DIE AROMAFALLE

Die Ehre des Schweißfußes ist gerettet: Mit Stinkesocken kann man Malaria-Mücken fangen.

Es gibt Bilder von mir, auf denen ich ich genauso aussehe, wie deutsche Style-Gurus beiderlei Geschlechts es deutschen Touristen seit gefühlten 300 Jahren vorwerfen. Ich trage gern Sandalen, und solange unsere bayerischen Sommer so sind, wie sie nun mal sind, geht das selten ohne Socken. Ist das bei diesem Mischmaschwetter nicht ein besserer Kompromiss als nackte Schweißfüße in luft- und wasserdichten Wanderschuhen? Na, sehen Sie.

Leider beleidigen wir Pragmatiker mit diesem Look das Auge der Geschmackspolizei mindestens so sehr, als erlaubten wir uns eine Kombination aus Cowboystiefel, Bermudas, Bolo Tie, Pilotenbrille und Atze-Schröder-Frisur zum Frack. Aber da müssen mir diese verbiesterten Stildiktatoren erst mal erklären, warum sie den Anblick eines gediegenen Paars halbseidener Baumwollsocken garstiger finden als den eines Hallux valgus, krummer Männerzehennägel oder Fersen voller Schwielen und Schrunden. Mich schreckt auch nicht das Ammenmärchen, dieser vermeintlich typisch deutsche Look sei ein Affront gegen die Einheimischen der Urlaubsländer. So lange wir besockt angelatscht kommen, haben unsere Gastgeber immer was zum Lästern, diesen Spaß will ich ihnen nicht verderben. Im Übrigen wimmelt das Internet von Beweisen, dass viele „Soxer“ – so heißt unsereins im internationalen Schwarzbuch der Stilbanausen – gar keine Deutschen sind, sondern Skandinavier, Russen, Türken, Schotten, Neuseeländer oder Nerds aus der Microsoft-Zentrale.

Ihre ultimative Ehrenrettung verdankt die Socke allerdings nicht uns Fashion-Ignoranten, sondern einem Forscher, der aus einer Region stammt, in der sogar ich freiwillig barfuß in meine Treter schlüpfen würde: Ostafrika. Er heißt Fredros Okumu und hat herausgefunden, dass Socken ein idealer Köder sind, mit dem man Malaria-Mücken in tödliche Fallen locken kann. Keine frisch gewaschenen Socken natürlich, sie sollten schon ein Weilchen getragen sein. Im schwülen Klima von Tansania reichten Okumus Testpersonen zehn Stunden, um einen Männerduft im Stoff zu hinterlassen, auf den von fünf der Teufelsbiester durchschnittlich vier hereinfielen.
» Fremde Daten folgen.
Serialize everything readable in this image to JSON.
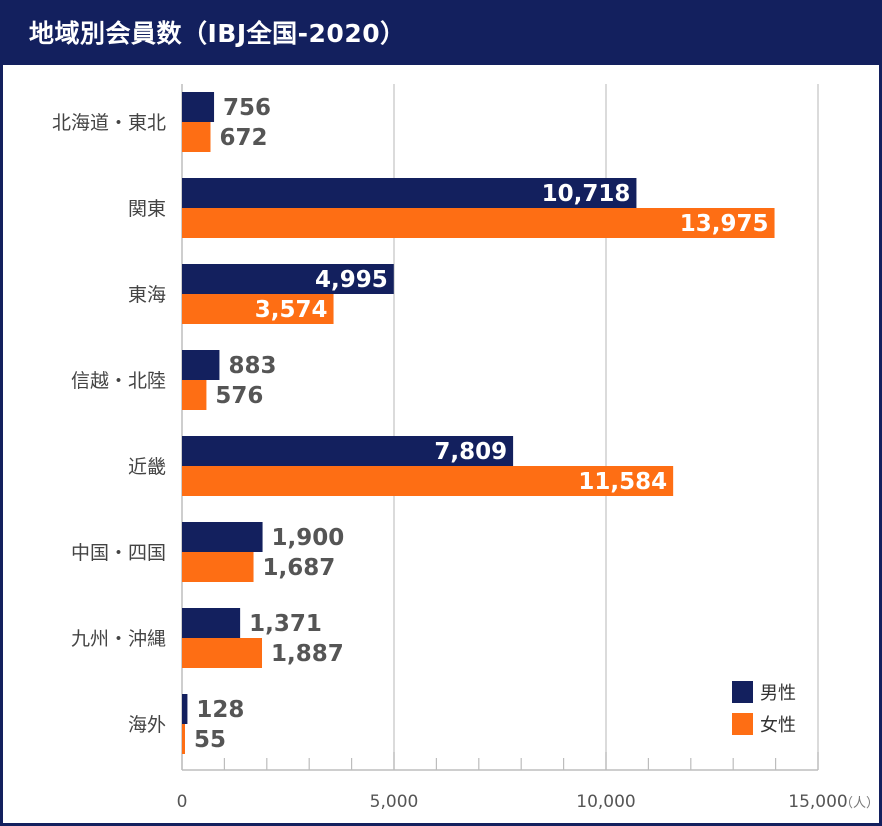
{
  "header": {
    "title": "地域別会員数（IBJ全国-2020）"
  },
  "chart_data": {
    "type": "bar",
    "orientation": "horizontal",
    "categories": [
      "北海道・東北",
      "関東",
      "東海",
      "信越・北陸",
      "近畿",
      "中国・四国",
      "九州・沖縄",
      "海外"
    ],
    "series": [
      {
        "name": "男性",
        "color": "#13205e",
        "values": [
          756,
          10718,
          4995,
          883,
          7809,
          1900,
          1371,
          128
        ]
      },
      {
        "name": "女性",
        "color": "#fe6e14",
        "values": [
          672,
          13975,
          3574,
          576,
          11584,
          1687,
          1887,
          55
        ]
      }
    ],
    "data_labels": [
      [
        "756",
        "10,718",
        "4,995",
        "883",
        "7,809",
        "1,900",
        "1,371",
        "128"
      ],
      [
        "672",
        "13,975",
        "3,574",
        "576",
        "11,584",
        "1,687",
        "1,887",
        "55"
      ]
    ],
    "xlim": [
      0,
      15000
    ],
    "xticks": [
      0,
      5000,
      10000,
      15000
    ],
    "xtick_labels": [
      "0",
      "5,000",
      "10,000",
      "15,000"
    ],
    "xunit": "（人）",
    "legend_position": "bottom-right",
    "grid": true
  }
}
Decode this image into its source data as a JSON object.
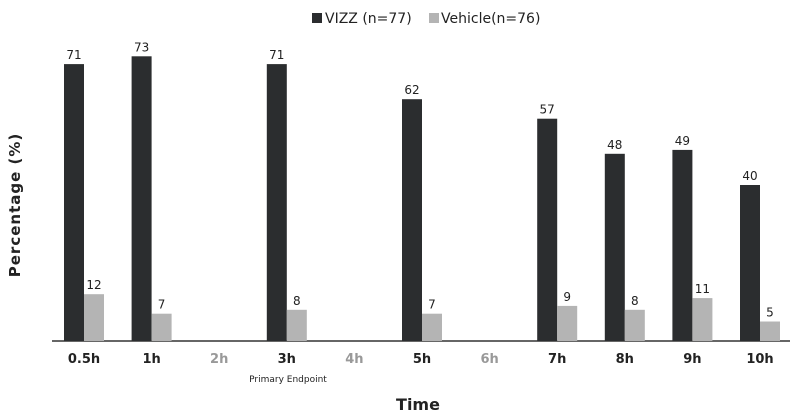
{
  "chart_data": {
    "type": "bar",
    "title": "",
    "xlabel": "Time",
    "ylabel": "Percentage (%)",
    "ylim": [
      0,
      75
    ],
    "grid": false,
    "legend_position": "top-center",
    "categories": [
      "0.5h",
      "1h",
      "2h",
      "3h",
      "4h",
      "5h",
      "6h",
      "7h",
      "8h",
      "9h",
      "10h"
    ],
    "category_note": {
      "category": "3h",
      "text": "Primary Endpoint"
    },
    "series": [
      {
        "name": "VIZZ (n=77)",
        "color": "#2b2d2f",
        "values": [
          71,
          73,
          null,
          71,
          null,
          62,
          null,
          57,
          48,
          49,
          40
        ]
      },
      {
        "name": "Vehicle(n=76)",
        "color": "#b4b4b4",
        "values": [
          12,
          7,
          null,
          8,
          null,
          7,
          null,
          9,
          8,
          11,
          5
        ]
      }
    ],
    "colors": {
      "active_tick": "#222222",
      "inactive_tick": "#999999"
    }
  }
}
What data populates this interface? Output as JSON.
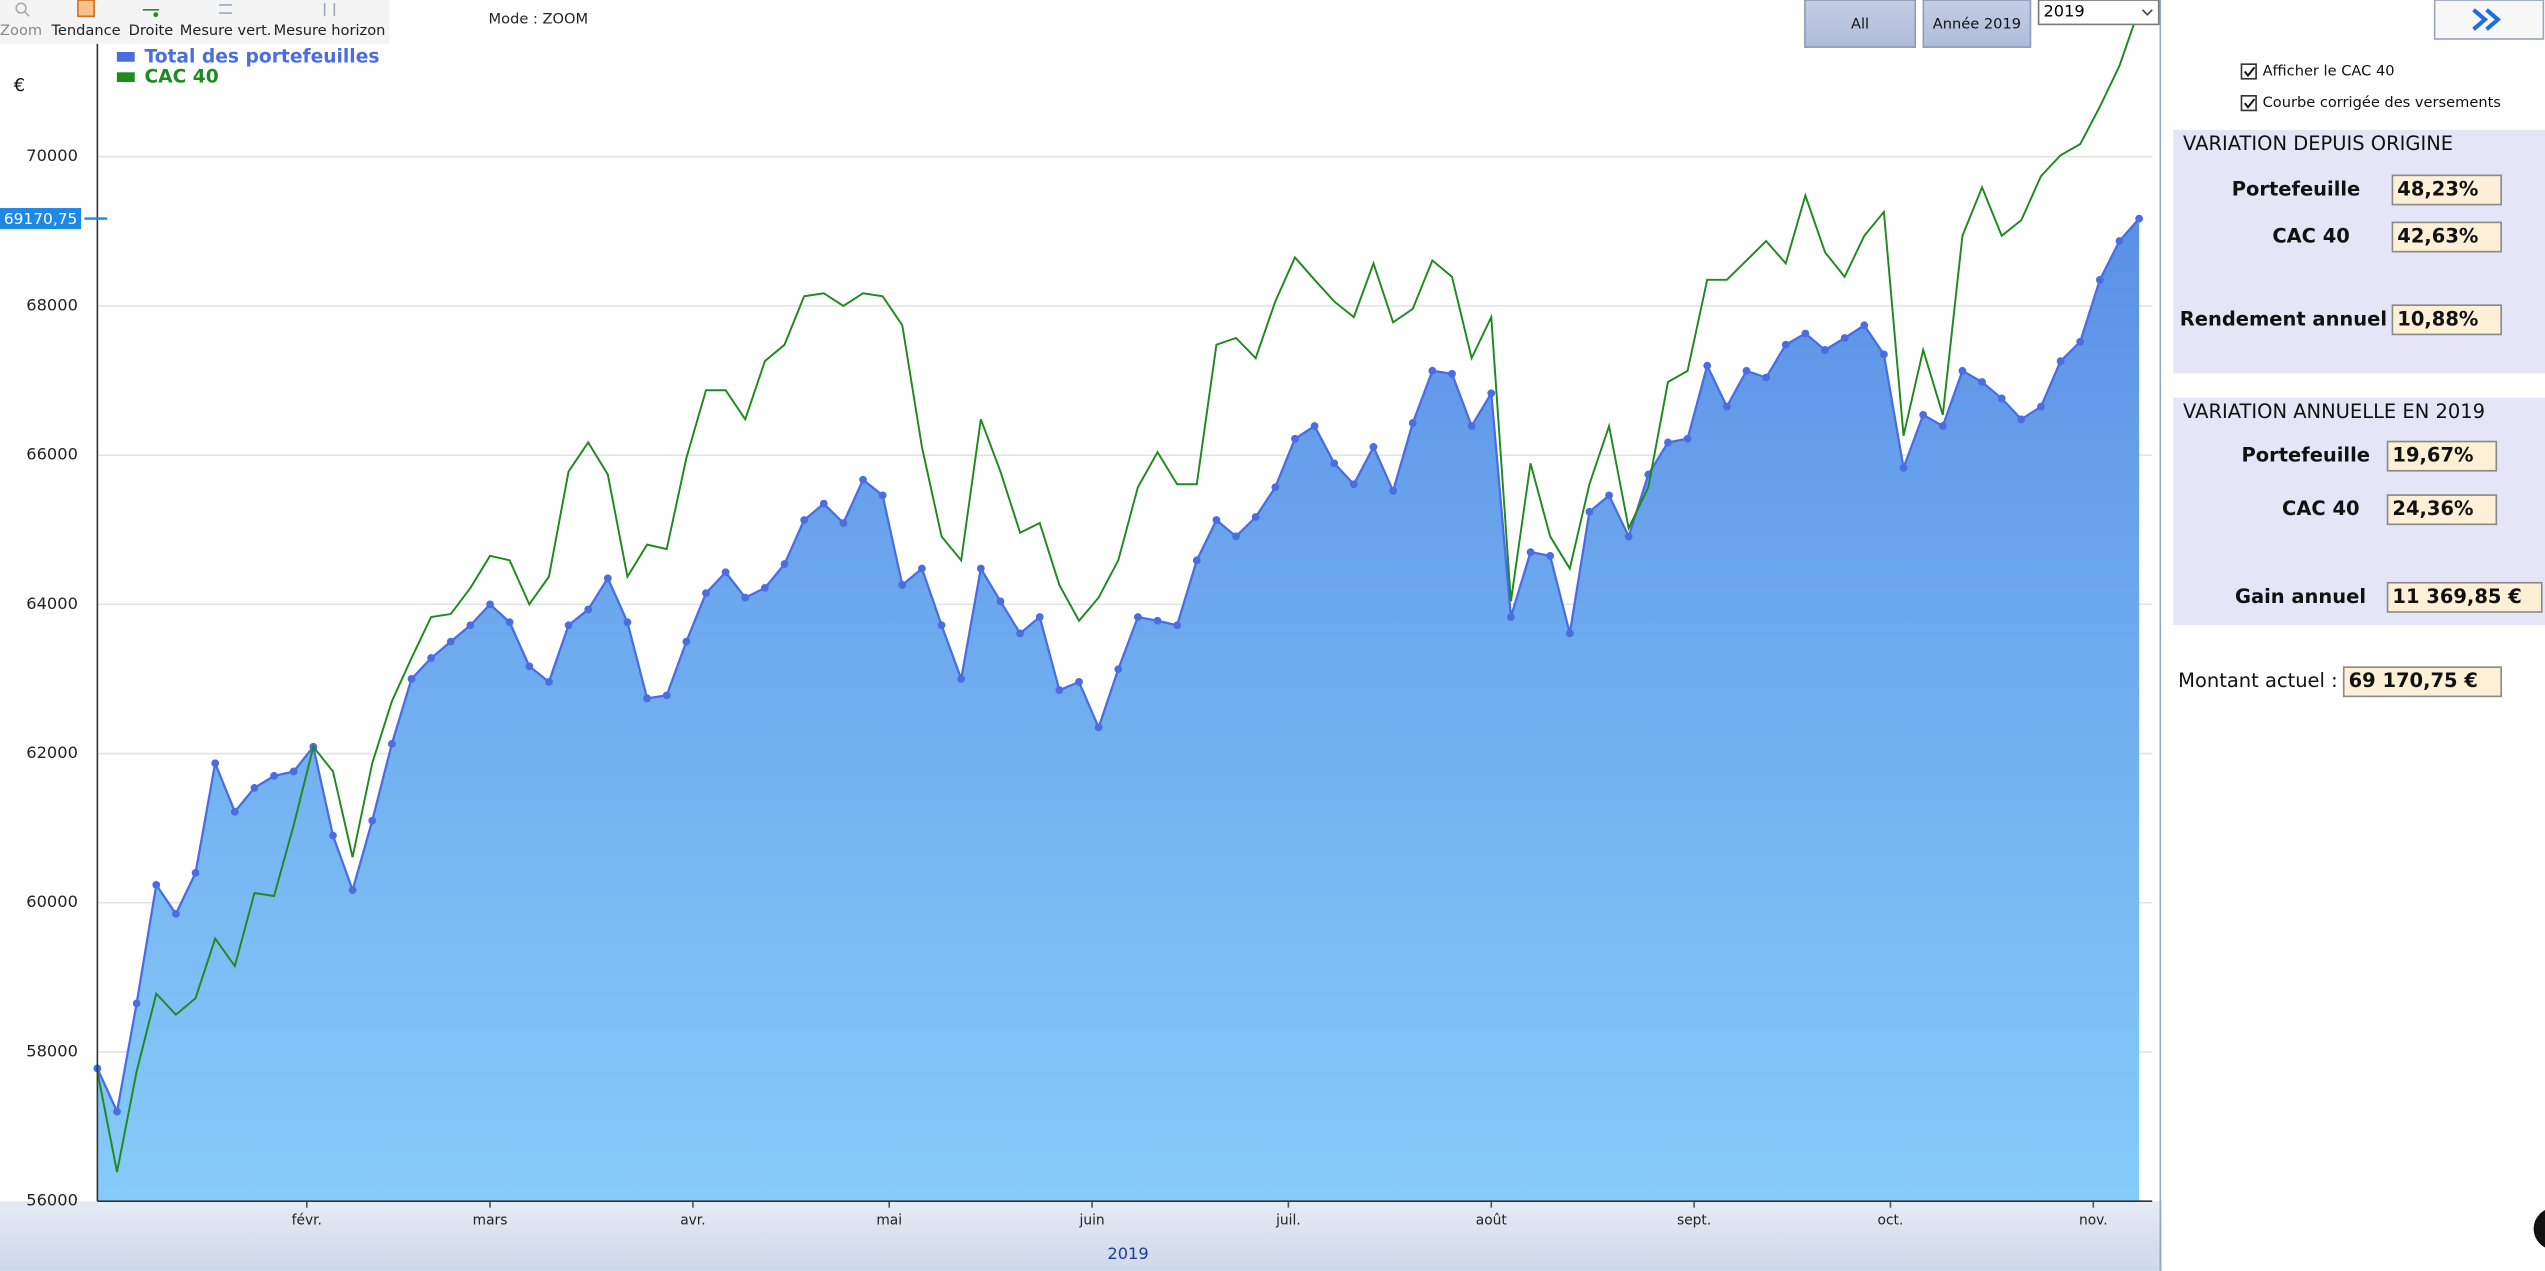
{
  "toolbar": {
    "buttons": [
      "Zoom",
      "Tendance",
      "Droite",
      "Mesure vert.",
      "Mesure horizon"
    ],
    "mode": "Mode : ZOOM"
  },
  "period_buttons": [
    "All",
    "Année 2019"
  ],
  "year_select": "2019",
  "chart_data": {
    "type": "line",
    "y_unit": "€",
    "xlabel": "2019",
    "cursor": {
      "value": 69170.75,
      "label": "69170,75"
    },
    "xlim": [
      0,
      314
    ],
    "xticks": [
      {
        "value": 32,
        "label": "févr."
      },
      {
        "value": 60,
        "label": "mars"
      },
      {
        "value": 91,
        "label": "avr."
      },
      {
        "value": 121,
        "label": "mai"
      },
      {
        "value": 152,
        "label": "juin"
      },
      {
        "value": 182,
        "label": "juil."
      },
      {
        "value": 213,
        "label": "août"
      },
      {
        "value": 244,
        "label": "sept."
      },
      {
        "value": 274,
        "label": "oct."
      },
      {
        "value": 305,
        "label": "nov."
      }
    ],
    "ylim": [
      56000,
      72100
    ],
    "yticks": [
      56000,
      58000,
      60000,
      62000,
      64000,
      66000,
      68000,
      70000
    ],
    "grid": true,
    "x": [
      0,
      3,
      6,
      9,
      12,
      15,
      18,
      21,
      24,
      27,
      30,
      33,
      36,
      39,
      42,
      45,
      48,
      51,
      54,
      57,
      60,
      63,
      66,
      69,
      72,
      75,
      78,
      81,
      84,
      87,
      90,
      93,
      96,
      99,
      102,
      105,
      108,
      111,
      114,
      117,
      120,
      123,
      126,
      129,
      132,
      135,
      138,
      141,
      144,
      147,
      150,
      153,
      156,
      159,
      162,
      165,
      168,
      171,
      174,
      177,
      180,
      183,
      186,
      189,
      192,
      195,
      198,
      201,
      204,
      207,
      210,
      213,
      216,
      219,
      222,
      225,
      228,
      231,
      234,
      237,
      240,
      243,
      246,
      249,
      252,
      255,
      258,
      261,
      264,
      267,
      270,
      273,
      276,
      279,
      282,
      285,
      288,
      291,
      294,
      297,
      300,
      303,
      306,
      309,
      312
    ],
    "series": [
      {
        "name": "Total des portefeuilles",
        "color": "#4a6de2",
        "area_gradient": [
          "#5b90e6",
          "#86ccf9"
        ],
        "markers": true,
        "values": [
          57780,
          57200,
          58650,
          60240,
          59850,
          60400,
          61870,
          61220,
          61540,
          61700,
          61760,
          62090,
          60900,
          60170,
          61100,
          62130,
          63000,
          63280,
          63500,
          63720,
          64000,
          63760,
          63170,
          62960,
          63720,
          63930,
          64350,
          63760,
          62740,
          62780,
          63500,
          64150,
          64430,
          64090,
          64220,
          64540,
          65130,
          65350,
          65090,
          65670,
          65460,
          64260,
          64480,
          63720,
          63000,
          64480,
          64040,
          63610,
          63830,
          62850,
          62960,
          62350,
          63130,
          63830,
          63780,
          63720,
          64590,
          65130,
          64910,
          65170,
          65570,
          66220,
          66390,
          65890,
          65610,
          66110,
          65520,
          66430,
          67130,
          67090,
          66390,
          66830,
          63830,
          64700,
          64650,
          63610,
          65240,
          65460,
          64910,
          65740,
          66170,
          66220,
          67200,
          66650,
          67130,
          67040,
          67480,
          67630,
          67410,
          67570,
          67740,
          67350,
          65830,
          66540,
          66390,
          67130,
          66980,
          66760,
          66480,
          66650,
          67260,
          67520,
          68350,
          68870,
          69170.75
        ]
      },
      {
        "name": "CAC 40",
        "color": "#1f8a1f",
        "markers": false,
        "values": [
          57740,
          56390,
          57740,
          58780,
          58500,
          58720,
          59520,
          59150,
          60130,
          60090,
          61040,
          62090,
          61760,
          60610,
          61870,
          62700,
          63280,
          63830,
          63870,
          64220,
          64650,
          64590,
          64000,
          64370,
          65780,
          66170,
          65740,
          64370,
          64800,
          64740,
          65960,
          66870,
          66870,
          66480,
          67260,
          67480,
          68130,
          68170,
          68000,
          68170,
          68130,
          67740,
          66110,
          64910,
          64590,
          66480,
          65780,
          64960,
          65090,
          64260,
          63780,
          64090,
          64590,
          65570,
          66040,
          65610,
          65610,
          67480,
          67570,
          67300,
          68060,
          68650,
          68350,
          68060,
          67850,
          68570,
          67780,
          67960,
          68610,
          68390,
          67300,
          67850,
          64040,
          65890,
          64910,
          64480,
          65610,
          66390,
          65020,
          65570,
          66980,
          67130,
          68350,
          68350,
          68610,
          68870,
          68570,
          69480,
          68720,
          68390,
          68940,
          69260,
          66260,
          67410,
          66540,
          68940,
          69590,
          68940,
          69150,
          69740,
          70020,
          70170,
          70670,
          71220,
          71980
        ]
      }
    ]
  },
  "options": [
    {
      "label": "Afficher le CAC 40",
      "checked": true
    },
    {
      "label": "Courbe corrigée des versements",
      "checked": true
    }
  ],
  "origin_panel": {
    "title": "VARIATION DEPUIS ORIGINE",
    "rows": [
      {
        "label": "Portefeuille",
        "value": "48,23%"
      },
      {
        "label": "CAC 40",
        "value": "42,63%"
      },
      {
        "label": "Rendement annuel :",
        "value": "10,88%"
      }
    ]
  },
  "annual_panel": {
    "title": "VARIATION ANNUELLE EN 2019",
    "rows": [
      {
        "label": "Portefeuille",
        "value": "19,67%"
      },
      {
        "label": "CAC 40",
        "value": "24,36%"
      },
      {
        "label": "Gain annuel",
        "value": "11 369,85 €"
      }
    ]
  },
  "current": {
    "label": "Montant actuel :",
    "value": "69 170,75 €"
  }
}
Was läge also näher als der Gedanke, Afrikas Männer für die Socks-and-Sandals-Mode zu begeistern? Abends versammeln sich die Dorfbewohner, setzen die Nasenklammer auf, wringen ihre Strümpfe aus und füllen das frische Lockstoff-Konzentrat in die Fallen. Falls das nicht reicht, könnten wir deutschen Sockenträger einspringen – Schwitzen gegen Malaria. Wer noch mehr tun will für Afrika, kann Chucks über seine Strümpfe ziehen, jene Basketballschuh-Imitate aus Gummi und Leinwand. Das steigert die Ausbeute um 1000 Prozent.

Tja, denkste. Was sich liest wie eine gute Nachricht für deutsche Teenager, ist gar keine. Das Forschungsergebnis ist KEINE Ausrede für die Vorliebe unserer Halbwüchsigen, getragene Stinkesocken irgendwo im toten Winkel ihres kuschelig vermüllten Messie-Zimmers zu horten, wo Mama sie nicht sieht. Der Tropenmedizin-Doktorand Okumu braucht den deutschen Sockenmief gar nicht. Er hat schon von Bill Gates eine großzügige Spende für sein Projekt bekommen und einen Chemikaliencocktail entwickelt, der für die Mücke Anopheles genauso appetitlich duftet wie natürlicher Fußschweiß. Denn der Sockentrick geht ja nach hinten los: Die Blutsauger müssten sich einfach nur auf die Lauer legen, bis die Schweißspender ihre Socken ausziehen. Na Mahlzeit!

Ausrede hin oder her, in Deutschlands gottlob anophelesfreien Jugendzimmern bleibt wohl eh alles beim Alten: Dasselbe Aroma, das Malariamücken unwiderstehlich anlockt, hält die Eltern zuverlässig auf Distanz.

TR-Kolumnist ULF J. FROITZHEIM will jetzt im Familienalbum nach einem Foto von sich suchen – für die  Soxer-Website.